For the legacy bucket (estate planning): The 8-year tax advantage remains unbeatable. After eight years, gains benefit from a €4,600 annual allowance and reduced 7.5% tax rate. For wealth transfer, the €152,500 exemption per beneficiary is invaluable. Even with mediocre returns, the tax savings justify assurance-vie for inheritance purposes.
The Uncomfortable Truth
French euro funds deliver 3-4% returns in a 1.9% world through a combination of genuine investment skill, regulatory flexibility, and a controversial redistribution mechanism. The system works, until it doesn’t. As declining risk-free returns and shifting saver behavior in France push more capital toward assurance-vie, the pressure on reserves intensifies.

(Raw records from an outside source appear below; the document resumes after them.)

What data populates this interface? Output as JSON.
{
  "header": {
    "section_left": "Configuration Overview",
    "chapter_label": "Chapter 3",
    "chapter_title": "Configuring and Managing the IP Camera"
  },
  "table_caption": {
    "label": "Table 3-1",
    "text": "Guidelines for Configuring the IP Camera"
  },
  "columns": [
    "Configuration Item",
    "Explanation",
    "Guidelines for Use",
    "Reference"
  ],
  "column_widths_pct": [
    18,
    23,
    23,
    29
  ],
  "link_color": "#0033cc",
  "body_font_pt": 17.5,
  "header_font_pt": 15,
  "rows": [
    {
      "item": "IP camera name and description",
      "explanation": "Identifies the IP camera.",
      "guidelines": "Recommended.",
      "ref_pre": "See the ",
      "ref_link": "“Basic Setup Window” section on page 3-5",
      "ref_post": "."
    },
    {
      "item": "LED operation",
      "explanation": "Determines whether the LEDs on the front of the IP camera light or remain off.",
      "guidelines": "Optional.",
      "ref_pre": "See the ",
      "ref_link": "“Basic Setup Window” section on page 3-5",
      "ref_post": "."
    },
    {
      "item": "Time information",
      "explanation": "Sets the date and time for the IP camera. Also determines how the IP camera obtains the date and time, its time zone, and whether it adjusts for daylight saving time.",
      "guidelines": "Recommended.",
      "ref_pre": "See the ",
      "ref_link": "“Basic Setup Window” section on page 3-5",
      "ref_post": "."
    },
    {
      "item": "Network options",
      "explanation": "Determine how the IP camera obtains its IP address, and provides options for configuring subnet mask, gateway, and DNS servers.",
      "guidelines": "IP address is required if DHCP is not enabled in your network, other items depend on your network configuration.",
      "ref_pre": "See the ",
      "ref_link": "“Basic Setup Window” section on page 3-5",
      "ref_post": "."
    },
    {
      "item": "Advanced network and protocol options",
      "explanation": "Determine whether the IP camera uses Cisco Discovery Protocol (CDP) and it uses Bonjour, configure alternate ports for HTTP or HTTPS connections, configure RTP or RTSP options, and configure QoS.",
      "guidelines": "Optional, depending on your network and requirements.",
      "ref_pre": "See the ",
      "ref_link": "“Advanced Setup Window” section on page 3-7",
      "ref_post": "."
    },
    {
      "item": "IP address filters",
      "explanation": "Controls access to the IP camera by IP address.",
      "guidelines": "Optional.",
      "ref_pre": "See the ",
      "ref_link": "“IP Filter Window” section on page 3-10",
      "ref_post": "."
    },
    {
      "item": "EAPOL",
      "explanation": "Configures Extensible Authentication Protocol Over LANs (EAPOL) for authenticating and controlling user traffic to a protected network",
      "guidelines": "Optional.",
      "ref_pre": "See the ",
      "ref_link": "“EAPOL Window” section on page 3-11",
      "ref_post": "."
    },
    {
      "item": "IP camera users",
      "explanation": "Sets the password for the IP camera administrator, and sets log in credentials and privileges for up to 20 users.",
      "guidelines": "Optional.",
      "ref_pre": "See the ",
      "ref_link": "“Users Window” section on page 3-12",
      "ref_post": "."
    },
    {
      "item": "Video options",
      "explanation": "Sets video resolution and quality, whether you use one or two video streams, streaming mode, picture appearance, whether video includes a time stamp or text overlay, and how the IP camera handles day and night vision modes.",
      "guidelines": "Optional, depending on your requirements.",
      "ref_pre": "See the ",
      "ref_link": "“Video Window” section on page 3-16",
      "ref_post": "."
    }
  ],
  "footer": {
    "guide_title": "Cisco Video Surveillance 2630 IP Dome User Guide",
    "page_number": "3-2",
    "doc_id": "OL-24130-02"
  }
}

The practice of using old clients’ money to attract new ones creates a moral hazard. It rewards disloyalty (switching for better rates) and punishes loyalty (staying put during lean years). Some industry voices call this “perfectly dishonest”, yet it remains standard practice.
For now, the music plays on. Rates stay high, competition fierce, and savers happy. But behind the scenes, the €152 billion reserve buffer is both the system’s greatest strength and its potential Achilles’ heel. If insurers continue paying 4% while earning less, those reserves will deplete rapidly when the next crisis hits.
Your move as an investor: treat euro funds as a tactical allocation, not a strategic religion. Milk the boosted rates while they last, but keep a watchful eye on reserve levels and fee structures. And maybe, just maybe, consider whether that cousin talking about ETFs at family dinner has a point after all.